Behind her, three girls came out of the house one by one, all dressed for winter in coats, hats or shawls, and mittens. They were all holding large loaded baskets and unlit torches.
“Wait here, dumplings, while I’ll come around with Betsy.” Grial locked the red door behind them and headed around the corner into the tiny alley and to the back.
Lizabette, Marie, and Niosta nodded, and stood waiting, stomping their feet against the sludge-stained and slippery cobblestones.
“Say, ’Bette, you got a red nose already!” Niosta said teasingly, looking at the somewhat sharp-nosed older girl dressed in a reasonably nice coat with buttons and a stylish hat. Niosta herself was a permanently grimy-looking skinny urchin with a streetwise expression and freckles spotting her nose and cheeks, wearing a ragged hand-me-down coat and a relatively new borrowed shawl from Grial.
“Don’t call me ’Bette, rude child,” responded Lizabette with
minor irritation that was mostly for show and dignity. And then she involuntarily brought her gloved hand up to her face and drew it against her nose, while the white vapor from her breath curled around the glove fabric. “Br-r-r, it is rather chilly already,” she observed. “I dread to think how nasty it will be when it gets dark. Especially out there near the walls where the wind really blows.”
Next to her, the third girl, Marie, olive-skinned with very black doe-eyes, was small, dark and mousy, dressed in a much-darned old coat, and at present shivering already from the bitter freezing air. “Very cold, yes,” Marie responded, speaking with an awkward accent—for she was originally from the Kingdom of Serenoa, a foreigner from the Domain.
Moments later, Betsy, a large creamy-pale draft horse, emerged from the alley, pulling behind it the familiar cart, with Grial in the driver’s seat.
“Whoa, Betsy!” Grial said cheerfully, then stopped the cart in front of her house. “All right, ladies, pile in! Be sure to set the baskets down carefully. We don’t want anything falling out and landing on those icy cobblestones.”
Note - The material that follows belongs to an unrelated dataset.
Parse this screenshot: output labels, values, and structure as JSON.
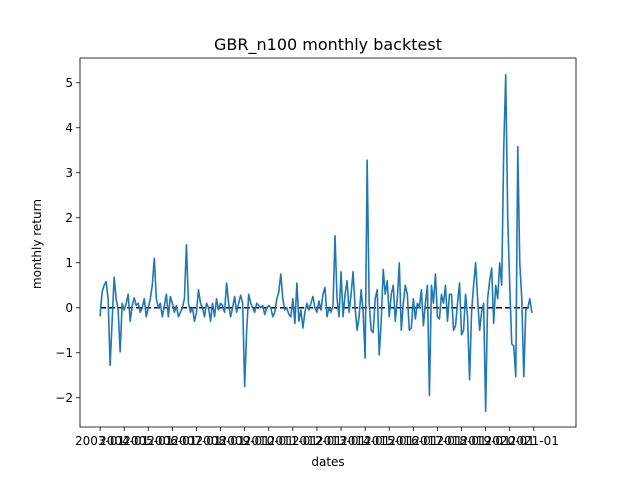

The girls started to bustle and loaded the cart, then climbed in from the back.
“Is everyone ready? Let’s get moving then!” Grial struck a flint and then lit two of the torches, placing one at each corner of the cart in the front near the driver’s area, to illuminate their way in the darkening city. The torches sprang to life, golden-orange beacons that colored their faces with honey warmth and immediately dispelled the blue and indigo shadows.
And then Grial loosened the reins and Betsy moved forward in a steady and confident walk, on their way to the city walls.
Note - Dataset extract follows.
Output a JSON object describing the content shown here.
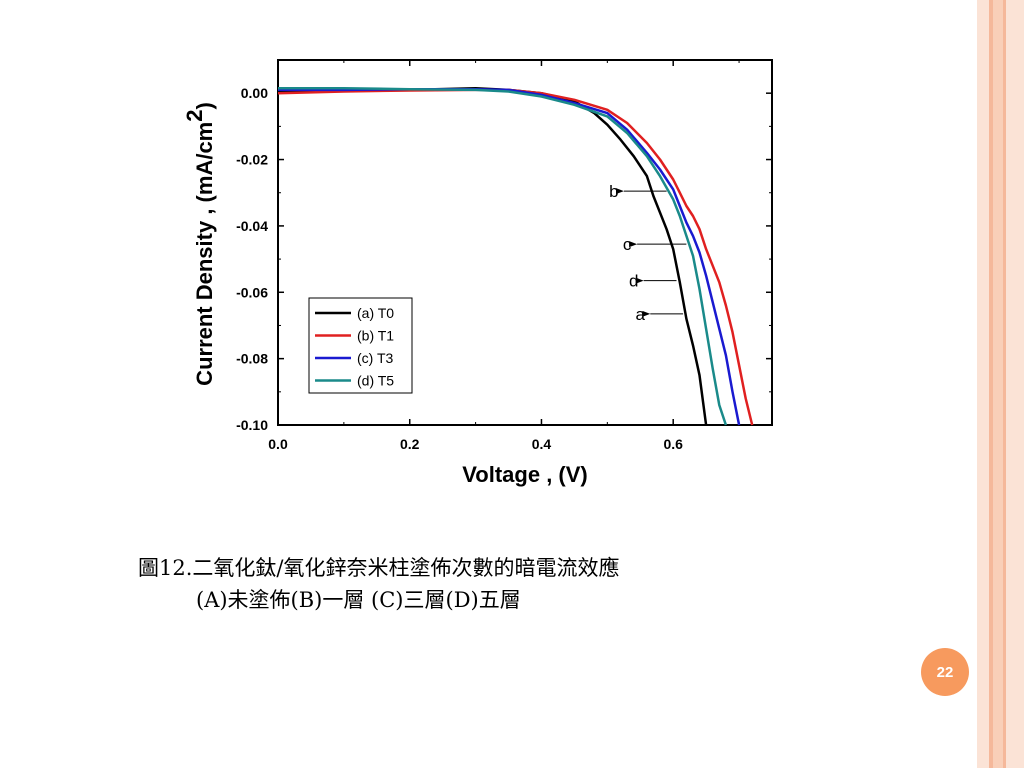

The torches flickered merrily on both sides as they moved through the shadowy streets, and it was a time when city lanterns started to bloom also, as the lamp keepers climbed up to check the oil and trim the wicks then add the flames with long matches.
“Look there!” Marie marveled often. “Oh, how pretty! Such round glass shades around those lanterns! And that one is long and square and all frosty!”